SANS calls for organizations to implement GRC practices such as:

• Regularly testing and tuning LLM applications/models

• Maintaining an AI Bill of Materials (AIBOM)

• Establish model registries (e.g., centralized repos to track and manage AI models your organization uses)

If you want a deep dive on AIBOMs in particular, you can see my conversation with Helen Oakley, “Exploring the AI Supply Chain”

GRC and regulations aside, one of my favorite aspects of the entire AI Security Guideline from SANS was this line:

“The Biggest Risk of AI is Not Using AI”.

This is something in my opinion that all cybersecurity practitioners need to sit and soak in. Not only do attempts to block or disallow AI lead to shadow usage, which SANS points out, but it also perpetuates age of problems in cybersecurity with us being a late adopter and laggard of technological waves, while both our business peers and adversaries alike lean into the emerging technology innovate, and become more effective.

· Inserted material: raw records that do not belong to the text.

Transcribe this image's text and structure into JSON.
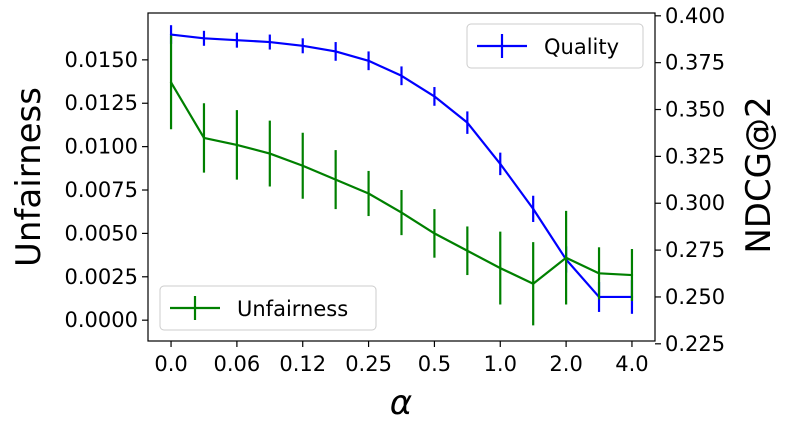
{
  "chart_data": {
    "type": "line",
    "x_tick_labels": [
      "0.0",
      "0.06",
      "0.12",
      "0.25",
      "0.5",
      "1.0",
      "2.0",
      "4.0"
    ],
    "xlabel": "α",
    "ylabel_left": "Unfairness",
    "ylabel_right": "NDCG@2",
    "ylim_left": [
      -0.0012,
      0.0177
    ],
    "ylim_right": [
      0.2265,
      0.4015
    ],
    "left_ticks": [
      "0.0000",
      "0.0025",
      "0.0050",
      "0.0075",
      "0.0100",
      "0.0125",
      "0.0150"
    ],
    "left_tick_values": [
      0.0,
      0.0025,
      0.005,
      0.0075,
      0.01,
      0.0125,
      0.015
    ],
    "right_ticks": [
      "0.225",
      "0.250",
      "0.275",
      "0.300",
      "0.325",
      "0.350",
      "0.375",
      "0.400"
    ],
    "right_tick_values": [
      0.225,
      0.25,
      0.275,
      0.3,
      0.325,
      0.35,
      0.375,
      0.4
    ],
    "x_tick_positions": [
      0,
      2,
      4,
      6,
      8,
      10,
      12,
      14
    ],
    "xlim": [
      -0.7,
      14.7
    ],
    "grid": false,
    "series": [
      {
        "name": "Quality",
        "axis": "right",
        "color": "#0000ff",
        "x": [
          0,
          1,
          2,
          3,
          4,
          5,
          6,
          7,
          8,
          9,
          10,
          11,
          12,
          13,
          14
        ],
        "values": [
          0.39,
          0.388,
          0.387,
          0.386,
          0.384,
          0.381,
          0.376,
          0.368,
          0.357,
          0.343,
          0.321,
          0.297,
          0.27,
          0.25,
          0.25
        ],
        "error": [
          0.005,
          0.004,
          0.004,
          0.004,
          0.004,
          0.005,
          0.005,
          0.005,
          0.005,
          0.006,
          0.006,
          0.007,
          0.007,
          0.008,
          0.009
        ]
      },
      {
        "name": "Unfairness",
        "axis": "left",
        "color": "#008000",
        "x": [
          0,
          1,
          2,
          3,
          4,
          5,
          6,
          7,
          8,
          9,
          10,
          11,
          12,
          13,
          14
        ],
        "values": [
          0.0137,
          0.0105,
          0.0101,
          0.0096,
          0.0089,
          0.0081,
          0.0073,
          0.0062,
          0.005,
          0.004,
          0.003,
          0.0021,
          0.0036,
          0.0027,
          0.0026
        ],
        "error": [
          0.0027,
          0.002,
          0.002,
          0.0019,
          0.0019,
          0.0017,
          0.0013,
          0.0013,
          0.0014,
          0.0014,
          0.0021,
          0.0024,
          0.0027,
          0.0015,
          0.0015
        ]
      }
    ],
    "legend_quality_placement": "top-right",
    "legend_unfairness_placement": "bottom-left"
  }
}
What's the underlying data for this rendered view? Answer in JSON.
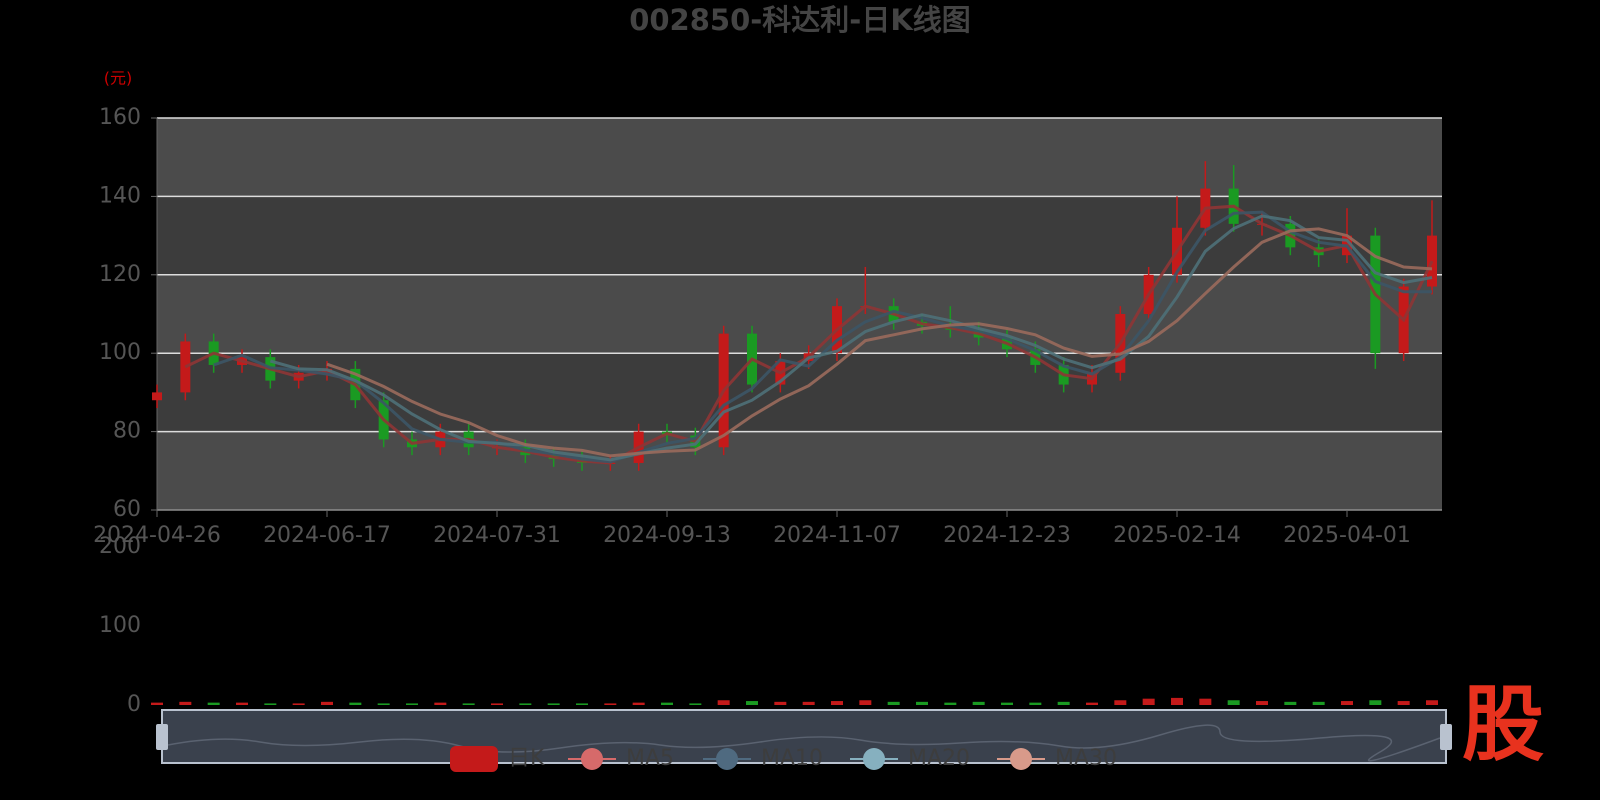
{
  "chart_data": {
    "type": "candlestick",
    "title": "002850-科达利-日K线图",
    "unit": "(元)",
    "logo": "股",
    "categories": [
      "2024-04-26",
      null,
      null,
      null,
      null,
      null,
      "2024-06-17",
      null,
      null,
      null,
      null,
      null,
      "2024-07-31",
      null,
      null,
      null,
      null,
      null,
      "2024-09-13",
      null,
      null,
      null,
      null,
      null,
      "2024-11-07",
      null,
      null,
      null,
      null,
      null,
      "2024-12-23",
      null,
      null,
      null,
      null,
      null,
      "2025-02-14",
      null,
      null,
      null,
      null,
      null,
      "2025-04-01",
      null,
      null,
      null
    ],
    "ylim": [
      60,
      160
    ],
    "yticks": [
      60,
      80,
      100,
      120,
      140,
      160
    ],
    "grid": true,
    "series": [
      {
        "name": "日K",
        "type": "candlestick",
        "up_color": "#c41a1a",
        "down_color": "#1a9a22",
        "open": [
          88,
          90,
          103,
          97,
          99,
          93,
          95,
          96,
          88,
          78,
          76,
          80,
          76,
          76,
          74,
          73,
          72,
          72,
          80,
          79,
          76,
          105,
          92,
          98,
          100,
          112,
          112,
          108,
          107,
          106,
          104,
          101,
          97,
          92,
          95,
          110,
          120,
          132,
          142,
          133,
          133,
          127,
          125,
          130,
          100,
          117
        ],
        "close": [
          90,
          103,
          97,
          99,
          93,
          95,
          96,
          88,
          78,
          76,
          80,
          76,
          76,
          74,
          73,
          72,
          72,
          80,
          79,
          76,
          105,
          92,
          98,
          100,
          112,
          112,
          108,
          107,
          106,
          104,
          101,
          97,
          92,
          95,
          110,
          120,
          132,
          142,
          133,
          133,
          127,
          125,
          130,
          100,
          117,
          130
        ],
        "low": [
          86,
          88,
          95,
          95,
          91,
          91,
          93,
          86,
          76,
          74,
          74,
          74,
          74,
          72,
          71,
          70,
          70,
          70,
          77,
          74,
          74,
          90,
          90,
          96,
          98,
          110,
          106,
          105,
          104,
          102,
          99,
          95,
          90,
          90,
          93,
          108,
          118,
          130,
          131,
          130,
          125,
          122,
          123,
          96,
          98,
          115
        ],
        "high": [
          92,
          105,
          105,
          101,
          101,
          97,
          98,
          98,
          90,
          80,
          82,
          82,
          78,
          78,
          76,
          75,
          74,
          82,
          82,
          81,
          107,
          107,
          100,
          102,
          114,
          122,
          114,
          110,
          112,
          108,
          106,
          103,
          99,
          97,
          112,
          122,
          140,
          149,
          148,
          136,
          135,
          129,
          137,
          132,
          119,
          139
        ]
      },
      {
        "name": "MA5",
        "type": "line",
        "color": "#8e3535",
        "legend_color": "#d66a6a",
        "values": [
          null,
          96.5,
          100,
          98,
          96,
          94,
          95.5,
          92,
          83,
          77,
          78,
          78,
          76,
          75,
          73.5,
          72.5,
          72,
          76,
          79.5,
          77.5,
          90.5,
          98.5,
          95,
          99,
          106,
          112,
          110,
          107.5,
          106.5,
          105,
          102.5,
          99,
          94.5,
          93.5,
          102.5,
          115,
          126,
          137,
          137.5,
          133,
          130,
          126,
          127.5,
          115,
          108.5,
          123.5
        ]
      },
      {
        "name": "MA10",
        "type": "line",
        "color": "#3c5566",
        "legend_color": "#4f6a80",
        "values": [
          null,
          null,
          97,
          99.5,
          96.3,
          95.7,
          94.7,
          93,
          87.3,
          80.7,
          78,
          77.3,
          77.3,
          75.3,
          74.3,
          73,
          72.3,
          74.7,
          77,
          78.3,
          86.7,
          91,
          98.3,
          96.7,
          103.3,
          108,
          110.7,
          109,
          107,
          105.7,
          103.7,
          100.7,
          96.7,
          94.7,
          99,
          108.3,
          120.7,
          131.3,
          135.7,
          136,
          131,
          128.3,
          127.3,
          118.3,
          115.7,
          115.7
        ]
      },
      {
        "name": "MA20",
        "type": "line",
        "color": "#4e7078",
        "legend_color": "#86b0bf",
        "values": [
          null,
          null,
          null,
          null,
          98,
          96,
          95.8,
          93,
          89.3,
          84.5,
          80.5,
          77.5,
          77,
          76.5,
          74.8,
          73.8,
          72.8,
          74.3,
          75.8,
          76.8,
          85,
          88,
          92.8,
          98.8,
          100.5,
          105.5,
          108,
          109.8,
          108.3,
          106.3,
          104.5,
          102,
          98.5,
          96.3,
          98.5,
          104.3,
          114.3,
          126,
          131.8,
          135,
          133.8,
          129.5,
          128.8,
          120.5,
          118,
          119.3
        ]
      },
      {
        "name": "MA30",
        "type": "line",
        "color": "#9a6a5c",
        "legend_color": "#d89a8a",
        "values": [
          null,
          null,
          null,
          null,
          null,
          null,
          97.2,
          94.7,
          91.5,
          87.7,
          84.5,
          82.3,
          79,
          76.7,
          75.8,
          75.2,
          73.8,
          74.5,
          75,
          75.3,
          79,
          84,
          88.3,
          91.7,
          97.2,
          103.2,
          104.7,
          106.2,
          107.2,
          107.5,
          106.3,
          104.7,
          101.3,
          99.2,
          99.8,
          103,
          108.3,
          115.2,
          122,
          128.3,
          131.2,
          131.7,
          130,
          124.7,
          122,
          121.5
        ]
      }
    ],
    "volume": {
      "ylim": [
        0,
        200
      ],
      "yticks": [
        0,
        100,
        200
      ],
      "values": [
        3,
        4,
        3,
        3,
        2,
        2,
        4,
        3,
        2,
        2,
        3,
        2,
        2,
        2,
        2,
        2,
        2,
        3,
        3,
        2,
        6,
        5,
        4,
        4,
        5,
        6,
        4,
        4,
        3,
        4,
        3,
        3,
        4,
        3,
        6,
        8,
        9,
        8,
        6,
        5,
        4,
        4,
        5,
        6,
        5,
        6
      ]
    }
  }
}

This sort of risk-averse, reluctant, late adoption is exactly why security remains bolted on rather than built in.

This is a point I have tried to make myself, in articles prior:

• Bringing Security Out of the Shadows: A look at behaviors and patterns that lead to shadow usage of technologies and how security hinders itself, with AI as the latest example

• Security’s AI-Driven Dilemma

Suppose we want to break the cycle of security being bolted on. In that case, we need to shift from being laggards in cybersecurity to innovators and early adopters of the technology adoption lifecycle.

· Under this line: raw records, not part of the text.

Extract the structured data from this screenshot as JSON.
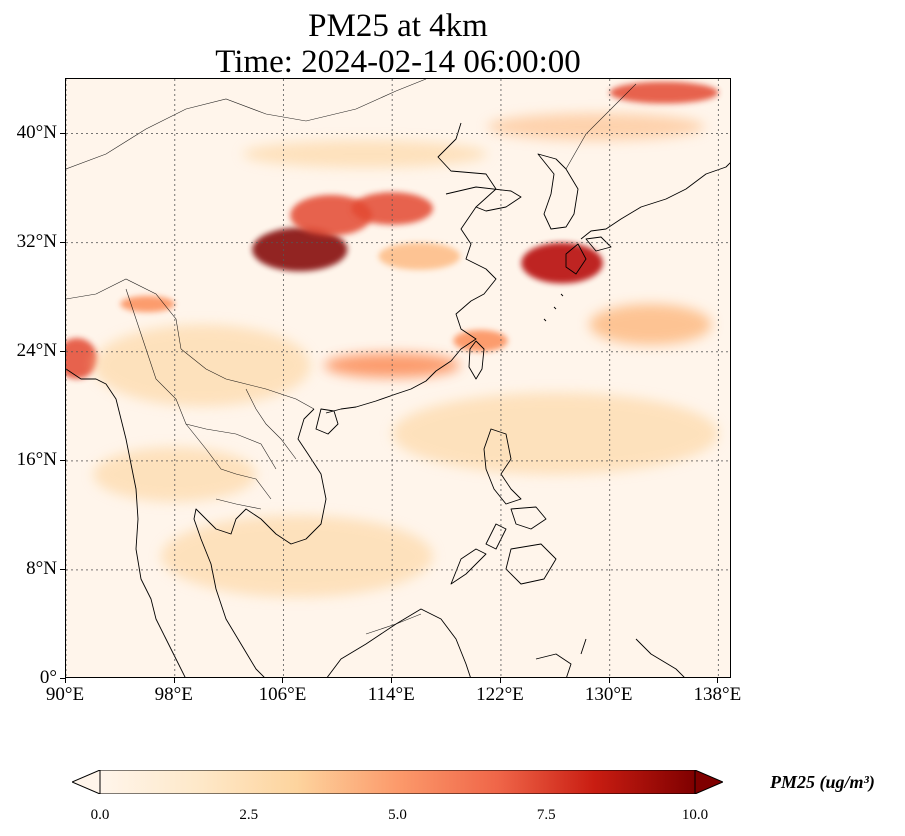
{
  "title": {
    "line1": "PM25 at 4km",
    "line2": "Time: 2024-02-14 06:00:00"
  },
  "map": {
    "projection": "PlateCarree",
    "lon_range": [
      90,
      139
    ],
    "lat_range": [
      0,
      44
    ],
    "lat_ticks": [
      {
        "value": 0,
        "label": "0°"
      },
      {
        "value": 8,
        "label": "8°N"
      },
      {
        "value": 16,
        "label": "16°N"
      },
      {
        "value": 24,
        "label": "24°N"
      },
      {
        "value": 32,
        "label": "32°N"
      },
      {
        "value": 40,
        "label": "40°N"
      }
    ],
    "lon_ticks": [
      {
        "value": 90,
        "label": "90°E"
      },
      {
        "value": 98,
        "label": "98°E"
      },
      {
        "value": 106,
        "label": "106°E"
      },
      {
        "value": 114,
        "label": "114°E"
      },
      {
        "value": 122,
        "label": "122°E"
      },
      {
        "value": 130,
        "label": "130°E"
      },
      {
        "value": 138,
        "label": "138°E"
      }
    ],
    "gridlines": true,
    "colormap": "OrRd"
  },
  "colorbar": {
    "label": "PM25 (ug/m³)",
    "min": 0.0,
    "max": 10.0,
    "extend": "both",
    "ticks": [
      "0.0",
      "2.5",
      "5.0",
      "7.5",
      "10.0"
    ],
    "colors": [
      "#fff5eb",
      "#fdd49e",
      "#fdbb84",
      "#fc8d59",
      "#e34a33",
      "#b30000",
      "#7f0000"
    ]
  },
  "plumes": [
    {
      "lon": 107.2,
      "lat": 31.5,
      "rx": 3.5,
      "ry": 1.6,
      "value": 10
    },
    {
      "lon": 109.5,
      "lat": 34.0,
      "rx": 3.0,
      "ry": 1.5,
      "value": 6
    },
    {
      "lon": 114.0,
      "lat": 34.5,
      "rx": 3.0,
      "ry": 1.2,
      "value": 6
    },
    {
      "lon": 116.0,
      "lat": 31.0,
      "rx": 3.0,
      "ry": 1.0,
      "value": 4
    },
    {
      "lon": 126.5,
      "lat": 30.5,
      "rx": 3.0,
      "ry": 1.5,
      "value": 8
    },
    {
      "lon": 133.0,
      "lat": 26.0,
      "rx": 4.5,
      "ry": 1.5,
      "value": 4
    },
    {
      "lon": 114.0,
      "lat": 23.0,
      "rx": 5.0,
      "ry": 0.9,
      "value": 5
    },
    {
      "lon": 120.5,
      "lat": 24.8,
      "rx": 2.0,
      "ry": 0.8,
      "value": 5
    },
    {
      "lon": 134.0,
      "lat": 43.0,
      "rx": 4.0,
      "ry": 0.8,
      "value": 6
    },
    {
      "lon": 90.8,
      "lat": 23.5,
      "rx": 1.5,
      "ry": 1.5,
      "value": 7
    },
    {
      "lon": 96.0,
      "lat": 27.5,
      "rx": 2.0,
      "ry": 0.6,
      "value": 5
    },
    {
      "lon": 129.0,
      "lat": 40.5,
      "rx": 8.0,
      "ry": 1.0,
      "value": 3
    },
    {
      "lon": 112.0,
      "lat": 38.5,
      "rx": 9.0,
      "ry": 1.0,
      "value": 2
    },
    {
      "lon": 100.0,
      "lat": 23.0,
      "rx": 8.0,
      "ry": 3.0,
      "value": 1.5
    },
    {
      "lon": 98.0,
      "lat": 15.0,
      "rx": 6.0,
      "ry": 2.0,
      "value": 1.5
    },
    {
      "lon": 107.0,
      "lat": 9.0,
      "rx": 10.0,
      "ry": 3.0,
      "value": 1.2
    },
    {
      "lon": 126.0,
      "lat": 18.0,
      "rx": 12.0,
      "ry": 3.0,
      "value": 1.5
    }
  ]
}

Incident Response and Forensics for AI Systems

Stepping down off my little rant about cybersecurity being a laggard, the final control category in the SANS AI Guideline is Incident Response and Forensics. SANS highlights how this control will be specifically critical as we see the rise of agents and agentic AI workflows, with external tool usage, the potential for cascading failures and the need to govern agents that exponentially outnumber human users in enterprise environments.

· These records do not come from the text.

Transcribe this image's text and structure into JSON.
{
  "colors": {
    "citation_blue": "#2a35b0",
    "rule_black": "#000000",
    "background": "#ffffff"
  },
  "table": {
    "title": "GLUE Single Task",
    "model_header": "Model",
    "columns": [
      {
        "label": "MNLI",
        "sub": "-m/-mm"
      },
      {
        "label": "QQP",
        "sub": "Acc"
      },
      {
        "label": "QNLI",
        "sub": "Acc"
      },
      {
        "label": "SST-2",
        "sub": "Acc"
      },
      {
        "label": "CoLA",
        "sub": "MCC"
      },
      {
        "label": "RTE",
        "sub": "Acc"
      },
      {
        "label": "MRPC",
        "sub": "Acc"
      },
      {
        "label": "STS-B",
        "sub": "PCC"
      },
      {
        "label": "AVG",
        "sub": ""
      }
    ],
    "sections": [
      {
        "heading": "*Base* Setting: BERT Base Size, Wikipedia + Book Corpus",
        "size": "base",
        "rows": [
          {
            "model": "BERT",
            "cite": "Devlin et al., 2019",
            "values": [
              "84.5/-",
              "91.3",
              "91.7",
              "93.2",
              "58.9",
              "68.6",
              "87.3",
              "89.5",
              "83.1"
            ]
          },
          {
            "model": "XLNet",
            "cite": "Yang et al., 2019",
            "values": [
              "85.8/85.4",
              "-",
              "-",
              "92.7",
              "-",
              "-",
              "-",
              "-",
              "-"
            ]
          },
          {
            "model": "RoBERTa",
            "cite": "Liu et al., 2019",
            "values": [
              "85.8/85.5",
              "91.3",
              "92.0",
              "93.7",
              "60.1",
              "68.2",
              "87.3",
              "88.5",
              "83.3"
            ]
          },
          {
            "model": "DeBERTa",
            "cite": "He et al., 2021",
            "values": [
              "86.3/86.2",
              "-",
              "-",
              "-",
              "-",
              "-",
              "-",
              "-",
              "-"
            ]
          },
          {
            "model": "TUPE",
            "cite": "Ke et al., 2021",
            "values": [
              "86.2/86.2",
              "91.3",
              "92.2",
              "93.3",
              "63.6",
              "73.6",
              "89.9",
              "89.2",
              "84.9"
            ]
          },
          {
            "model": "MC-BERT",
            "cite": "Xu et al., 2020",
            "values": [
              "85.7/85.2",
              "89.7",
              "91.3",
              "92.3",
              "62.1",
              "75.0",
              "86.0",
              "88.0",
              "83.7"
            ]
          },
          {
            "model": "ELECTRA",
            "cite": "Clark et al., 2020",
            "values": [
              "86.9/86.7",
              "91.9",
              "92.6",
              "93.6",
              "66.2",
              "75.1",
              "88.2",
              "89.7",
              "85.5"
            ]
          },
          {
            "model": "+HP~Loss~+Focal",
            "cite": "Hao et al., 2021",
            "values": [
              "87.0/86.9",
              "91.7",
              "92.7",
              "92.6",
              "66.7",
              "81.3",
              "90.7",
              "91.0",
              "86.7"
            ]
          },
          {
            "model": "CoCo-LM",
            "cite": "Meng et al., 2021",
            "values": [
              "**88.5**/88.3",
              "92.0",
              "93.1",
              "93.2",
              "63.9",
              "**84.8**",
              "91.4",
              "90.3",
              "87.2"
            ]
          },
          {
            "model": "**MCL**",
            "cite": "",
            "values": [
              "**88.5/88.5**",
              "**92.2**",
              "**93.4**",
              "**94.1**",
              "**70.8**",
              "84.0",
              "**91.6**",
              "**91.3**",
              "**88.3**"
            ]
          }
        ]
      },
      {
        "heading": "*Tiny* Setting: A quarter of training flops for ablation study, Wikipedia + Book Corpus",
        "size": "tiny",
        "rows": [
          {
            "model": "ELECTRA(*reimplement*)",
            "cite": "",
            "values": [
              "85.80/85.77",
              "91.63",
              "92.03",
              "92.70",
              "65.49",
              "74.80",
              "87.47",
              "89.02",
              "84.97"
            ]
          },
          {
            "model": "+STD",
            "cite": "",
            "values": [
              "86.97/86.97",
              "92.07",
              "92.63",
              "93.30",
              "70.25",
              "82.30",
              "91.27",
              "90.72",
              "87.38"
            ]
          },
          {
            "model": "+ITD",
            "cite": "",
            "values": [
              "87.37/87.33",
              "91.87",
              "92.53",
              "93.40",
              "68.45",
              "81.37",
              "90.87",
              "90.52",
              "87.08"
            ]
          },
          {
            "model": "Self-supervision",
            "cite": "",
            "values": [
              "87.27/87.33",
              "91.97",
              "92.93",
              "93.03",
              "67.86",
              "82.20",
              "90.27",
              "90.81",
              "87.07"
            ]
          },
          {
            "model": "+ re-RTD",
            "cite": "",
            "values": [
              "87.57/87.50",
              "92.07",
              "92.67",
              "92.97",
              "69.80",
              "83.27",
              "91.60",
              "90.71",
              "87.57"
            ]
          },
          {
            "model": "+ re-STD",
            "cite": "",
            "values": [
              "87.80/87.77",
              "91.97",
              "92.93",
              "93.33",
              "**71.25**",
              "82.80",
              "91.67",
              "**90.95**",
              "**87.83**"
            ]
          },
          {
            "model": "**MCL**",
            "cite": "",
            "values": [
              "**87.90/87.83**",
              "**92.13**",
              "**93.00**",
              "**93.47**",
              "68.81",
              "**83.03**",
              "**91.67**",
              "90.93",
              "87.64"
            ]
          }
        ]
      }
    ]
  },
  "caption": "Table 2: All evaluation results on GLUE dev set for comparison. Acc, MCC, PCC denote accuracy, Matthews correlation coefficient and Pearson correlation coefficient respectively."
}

AI does indeed present new and novel attack vectors and types, such as model poisoning, prompt injection, data leakage through outputs being generated and model extraction to name a few.

SANS recommend organizations conduct key activities, such as:

• Capturing audit trails across the stack

  • This recognizes that AI systems are complex and include multiple disparate layers working in tandem, each of which has a need for visibility, logging and oversight

• Monitor for indicators of model tampering

• Employ detection on prompt and output layers

• Establish a model integrity baseline

I wanted to point folks to a couple of additional resources I know would be helpful as well, such as:

• OWASP’s GenAI Incident Response Guide 1.0

• CISA’s AI Cyber Tabletop Exercise

As organizations continue to lean into AI adoption, utilizing GenAI, implementing Agentic AI architectures and more, it is critical that they revisit their Incident Response Plans (IRP)’s to account for the novel aspects and considerations of AI, whether for self-hosted models and implementations, or consuming AI via as-a-Service models.

Closing Thoughts

The SANS Critical AI Security Guidelines represents a great resource for the community, covering critical control areas and helping position CISO’s and security teams to tackle them. As organizations continue to rapidly adopt GenAI and soon Agentic AI, resources such as this will be key to facilitate secure AI adoption.